Wynalezienie taśmy magnetycznej oraz rozpowszechnienie magnetofonów szpulowych sprawiło, że twórcy zaczęli dostrzegać ogromny potencjał magnetycznego tworzywa
Radio umożliwiało kompozytorom dostęp do najnowszych osiągnięć techniki, niedostępnych w żadnym innym miejscu. Praca nad taśmą pozwoliła kompozytorowi od początku do końca kontrolować wszystkie elementy utworu. Dowolne dźwięki mógł nagrywać i modyfikować lub generować, a taśmę z nagraniem ciąć i sklejać w wybranym miejscu z dokładnością do dziesiątej części sekundy. Do tej pory muzyka zapisywana była w partyturze i wykonywana przez instrumentalistów oraz wokalistów, a efekt brzmieniowy nigdy nie był dla kompozytora znany przed prawykonaniem.

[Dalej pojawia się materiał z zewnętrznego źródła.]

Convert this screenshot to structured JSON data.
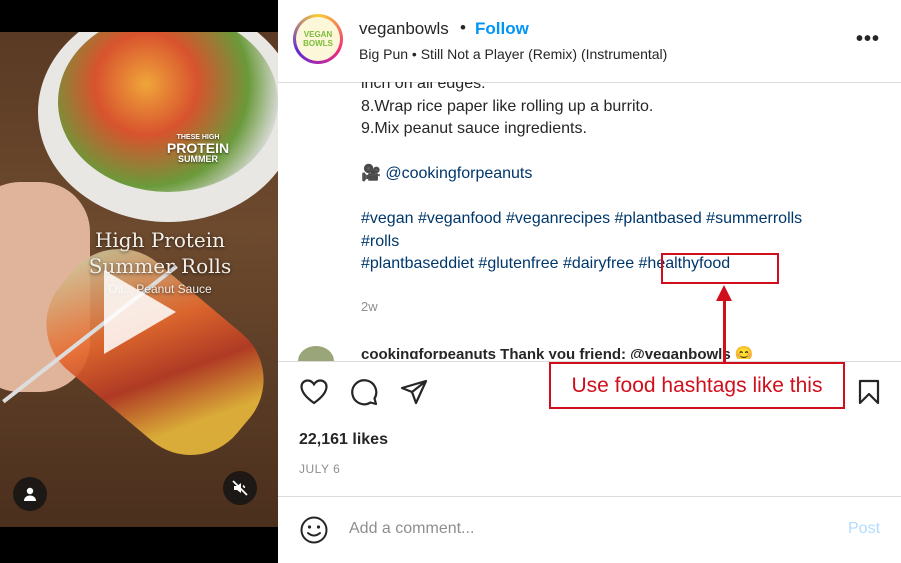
{
  "video": {
    "badge": [
      "THESE HIGH",
      "PROTEIN",
      "SUMMER"
    ],
    "title_line1": "High Protein",
    "title_line2": "Summer Rolls",
    "subtitle": "Oil... Peanut Sauce",
    "icons": {
      "play": "play-icon",
      "user": "user-icon",
      "mute": "mute-icon"
    }
  },
  "header": {
    "avatar_text": "VEGAN BOWLS",
    "username": "veganbowls",
    "separator": "•",
    "follow_label": "Follow",
    "music": "Big Pun • Still Not a Player (Remix) (Instrumental)",
    "more_label": "•••"
  },
  "caption": {
    "lines": [
      "inch on all edges.",
      "8.Wrap rice paper like rolling up a burrito.",
      "9.Mix peanut sauce ingredients."
    ],
    "mention_emoji": "🎥",
    "mention": "@cookingforpeanuts",
    "hashtags_line1": "#vegan #veganfood #veganrecipes #plantbased #summerrolls",
    "hashtags_line2": "#rolls",
    "hashtags_line3_a": "#plantbaseddiet #glutenfree #dairyfree ",
    "hashtags_line3_b": "#healthyfood",
    "time": "2w"
  },
  "comment_peek": "cookingforpeanuts Thank you friend: @veganbowls 😊",
  "actions": {
    "icons": [
      "heart-icon",
      "comment-icon",
      "share-icon",
      "bookmark-icon"
    ]
  },
  "likes": "22,161 likes",
  "date": "JULY 6",
  "add_comment": {
    "placeholder": "Add a comment...",
    "post_label": "Post"
  },
  "annotation": {
    "callout": "Use food hashtags like this",
    "color": "#d10f1c"
  },
  "colors": {
    "link": "#00376b",
    "follow": "#0095f6",
    "post_disabled": "#b3dbff"
  }
}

Pomimo, iż taśma magnetofonowa wyszła już z powszechnego użytku i zastąpiona została różnego typu nośnikami cyfrowymi (np. płytą CD), nadal kompozycje, których ostateczny kształt powstaje w studiu, określa się mianem „utworów na taśmę”.
Powstało i nadal powstaje wiele utworów, w których „taśma” współgra z tradycyjną obsadą wykonawczą, stając się wówczas jednym z instrumentów.